When Lizzy Hawker first entered the famed Ultra-Trail du Mont-Blanc (UTMB), a staggering 103-mile race with 31,168 feet of uphill running—more than the equivalent of running up Everest—through the mountains of France, Italy, and Switzerland, it was a simple afterthought to a ten-day climbing vacation. Just ten days before the race, she decided it would be wise to purchase trail running shoes.
“It was my first mountain race,” says the 36-year-old Brit, who now lives in Switzerland. “When I entered in 2005, I had absolutely no idea whether I would even finish. I’d never done anything like that before.”
She did more than finish. She won. Since then, Hawker has won the UTMB an unprecedented five times—a feat that no man or woman has done in a sport where it is difficult to stay uninjured and continually run at the highest levels.
This year’s race was particularly stressful. Strong winds, heavy rain, and snow forced race organizers to shift the course from high passes and shorten the distance to 100 kilometers (about 62 miles) at the last moment. It meant for a faster race, where Hawker’s experience on the course wouldn’t be as much of an advantage. The second-place woman finished 45 minutes off of Hawker’s time. Still hungry to run the full 100 miles, she followed her UTMB finish with a decisive victory weeks later at Run Rabbit Run in Steamboat Springs, Colorado.
Earlier in 2005, the same year she began making her mark as a top endurance athlete, Hawker was finishing up her Ph.D. in physical oceanography and working for the British Antarctic Survey. She deployed research instruments and conducted data analysis aboard a ship skirting the edges of Antarctica to study climate change, yet her love for mountains kept calling her away from the academic world.
“I realized that I wasn’t cut out to be a research scientist,” reflects Hawker, who altered her life to spend more time in the mountains, either running around them or climbing them. With more time to focus on running, backcountry skiing, and climbing, Hawker began to tap into her incredible endurance with victories at some of sport's most difficult races. In 2007, she set the record time for running 199 miles between 5,361-meter Everest Base Camp to Kathmandu, Nepal, in a record of three days, two hours, and 36 minutes.
Hawker continued to grow as a runner even while fighting injuries. In 2011, she set the women’s world record for distance run in a 24-hour period with 153.5 miles in Wales. She also bested her time to set the overall record on the Everest run—this time with a time of two days, 23 hours, and 25 minutes. In the same year, Hawker attempted to run the entire length of the Great Himalaya Trail only to be thwarted when she lost a pouch carrying her permits and satellite phone.
“I still feel like I have more potential to pull out of myself,” says Hawker. “I’m always thinking that I can do more. It surprises me when I look back at what I’ve done.”
Adventure: A lot of endurance athletes are meticulous with the number of miles they do for training. What’s your approach to training?
Lizzy Hawker: I absolutely have no idea how much I run in a year. I’ve reached a high level of endurance now.
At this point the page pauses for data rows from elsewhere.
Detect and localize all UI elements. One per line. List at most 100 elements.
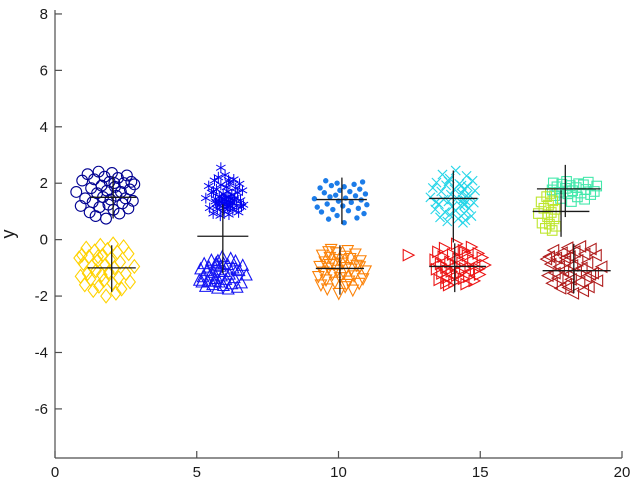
triangle-down-marker xyxy=(359,265,373,279)
y-tick-label: -4 xyxy=(35,344,48,361)
x-tick-label: 10 xyxy=(330,464,347,481)
cluster-mean-cross xyxy=(536,164,601,218)
asterisk-marker xyxy=(210,195,221,203)
triangle-left-marker xyxy=(576,284,590,298)
square-marker xyxy=(570,182,582,193)
triangle-left-marker xyxy=(540,269,554,283)
triangle-up-marker xyxy=(198,279,212,292)
asterisk-marker xyxy=(200,194,211,202)
axes-layer: -6 -4 -2 0 2 4 6 8 0 5 10 15 20 xyxy=(35,6,631,481)
triangle-right-marker xyxy=(472,246,486,260)
square-marker xyxy=(547,195,559,207)
triangle-left-marker xyxy=(590,274,604,288)
x-marker xyxy=(459,198,470,209)
triangle-down-marker xyxy=(353,261,367,274)
cluster-circles-navy xyxy=(70,165,141,225)
x-marker xyxy=(461,170,472,181)
asterisk-marker xyxy=(232,189,243,196)
triangle-right-marker xyxy=(465,240,479,254)
triangle-down-marker xyxy=(356,273,370,286)
asterisk-marker xyxy=(215,164,226,171)
circle-marker xyxy=(125,175,138,188)
dot-marker xyxy=(324,201,330,207)
x-marker xyxy=(435,212,446,223)
square-marker xyxy=(588,186,600,197)
square-marker xyxy=(591,180,603,192)
dot-marker xyxy=(348,199,354,206)
cluster-mean-cross xyxy=(197,204,249,274)
diamond-marker xyxy=(110,285,122,301)
triangle-up-marker xyxy=(211,253,225,267)
x-marker xyxy=(466,211,477,222)
triangle-left-marker xyxy=(567,244,581,258)
dot-marker xyxy=(340,203,346,209)
triangle-left-marker xyxy=(572,275,586,289)
triangle-right-marker xyxy=(441,264,455,278)
scatter-points-layer xyxy=(70,162,608,304)
dot-marker xyxy=(328,182,335,189)
triangle-right-marker xyxy=(440,276,453,290)
triangle-left-marker xyxy=(565,258,579,272)
y-tick-label: 2 xyxy=(40,175,48,192)
circle-marker xyxy=(128,178,141,191)
x-marker xyxy=(445,189,456,200)
triangle-down-marker xyxy=(329,247,343,260)
circle-marker xyxy=(110,189,123,202)
triangle-down-marker xyxy=(353,255,367,268)
triangle-left-marker xyxy=(564,272,577,286)
diamond-marker xyxy=(87,282,100,299)
diamond-marker xyxy=(115,281,128,297)
triangle-left-marker xyxy=(545,276,558,290)
dot-marker xyxy=(330,206,336,213)
asterisk-marker xyxy=(223,188,233,195)
triangle-down-marker xyxy=(319,274,333,288)
circle-marker xyxy=(79,192,92,205)
asterisk-marker xyxy=(220,171,231,179)
triangle-left-marker xyxy=(553,281,567,295)
triangle-down-marker xyxy=(342,275,356,289)
diamond-marker xyxy=(80,240,93,256)
dot-marker xyxy=(332,192,339,198)
diamond-marker xyxy=(92,248,104,265)
y-tick-label: 4 xyxy=(40,119,48,136)
triangle-left-marker xyxy=(542,250,556,264)
asterisk-marker xyxy=(213,174,224,181)
dot-marker xyxy=(347,188,353,195)
triangle-down-marker xyxy=(313,260,327,274)
x-marker xyxy=(467,175,478,186)
cluster-mean-cross xyxy=(542,243,611,294)
triangle-up-marker xyxy=(209,257,223,271)
cluster-triangles-down-orange xyxy=(311,243,373,301)
dot-marker xyxy=(352,193,359,199)
diamond-marker xyxy=(73,250,85,266)
asterisk-marker xyxy=(225,195,236,202)
asterisk-marker xyxy=(238,201,249,208)
triangle-left-marker xyxy=(594,260,608,274)
asterisk-marker xyxy=(230,185,241,192)
dot-marker xyxy=(314,204,320,210)
triangle-up-marker xyxy=(197,256,211,270)
dot-marker xyxy=(345,208,352,214)
cluster-mean-cross xyxy=(315,245,365,295)
triangle-right-marker xyxy=(459,261,472,275)
diamond-marker xyxy=(81,265,94,282)
cluster-mean-cross xyxy=(429,243,486,293)
triangle-up-marker xyxy=(209,274,223,287)
x-marker xyxy=(457,217,468,228)
triangle-left-marker xyxy=(558,251,572,265)
square-marker xyxy=(582,176,594,188)
x-marker xyxy=(436,186,447,197)
circle-marker xyxy=(108,177,121,190)
dot-marker xyxy=(318,209,325,215)
dot-marker xyxy=(325,216,332,222)
triangle-right-marker xyxy=(450,237,464,251)
triangle-right-marker xyxy=(437,250,451,264)
cluster-triangles-left-darkred xyxy=(539,239,608,300)
y-axis-label: y xyxy=(0,230,18,239)
diamond-marker xyxy=(117,239,130,255)
triangle-down-marker xyxy=(341,245,355,258)
dot-marker xyxy=(321,190,328,196)
asterisk-marker xyxy=(224,179,235,186)
triangle-left-marker xyxy=(539,252,553,266)
triangle-up-marker xyxy=(195,274,209,288)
I really tailor my training to the race that is coming up. I also do road running. I love a variety of running. If I were to guess, I average 80 to 100 miles a week.
A: Do you do anything outside of running to prepare?
LH: I love ski alpinism and ski touring and cross-country skiing. I love climbing and mountaineering. For me, it’s really important to get some mountain time.
A: Does that help with the running?
LH: It’s good for endurance. Running is so specific that you need to run to train—especially if you are working on speed. At the same time, I believe that all your experiences make you into the person you are. If you’re ski mountaineering a lot, apart from helping with your basic endurance, you are exposed to the weather. You are out for long hours on your feet. The more bad conditions you are exposed to, the more you know you can cope with it.
A: You tried to run the Great Himalaya Trail while carrying all your supplies. That’s a massive undertaking that stretches the length of Nepal. What happened?
LH: I managed to lose the trail. There are lots of old hunting trails. The animals have worn parts [of it] as well. It’s very easy to get off the main trail. I was in really steep old-growth forest. I managed to lose a small bag that had the satellite phone and permits for the entire journey. At some point I realized I was feeling light. I was sending messages back to North Face every day and also to a friend in Kathmandu. I told them to give me two nights' grace. By the third night they would be getting worried. I couldn’t tell them I was OK. If I had sprained an ankle there is no way anyone would have found me.
A: That’s some pretty remote country to be lost in. Were you afraid?
LH: It was a hard experience, but at the same time I knew that I would be OK. It was so disappointing because the journey was going well, and I was loving it. It’s just natural to me to be moving quickly in the high mountains.
A: Do you think you will to try it again?
LH: I want to. At the moment Nepal has said that it’s going to bring a rule of no solo trekking. My dream is to make the journey solo. I might need to have someone with me most of the way. I’d love to go back possibly next year.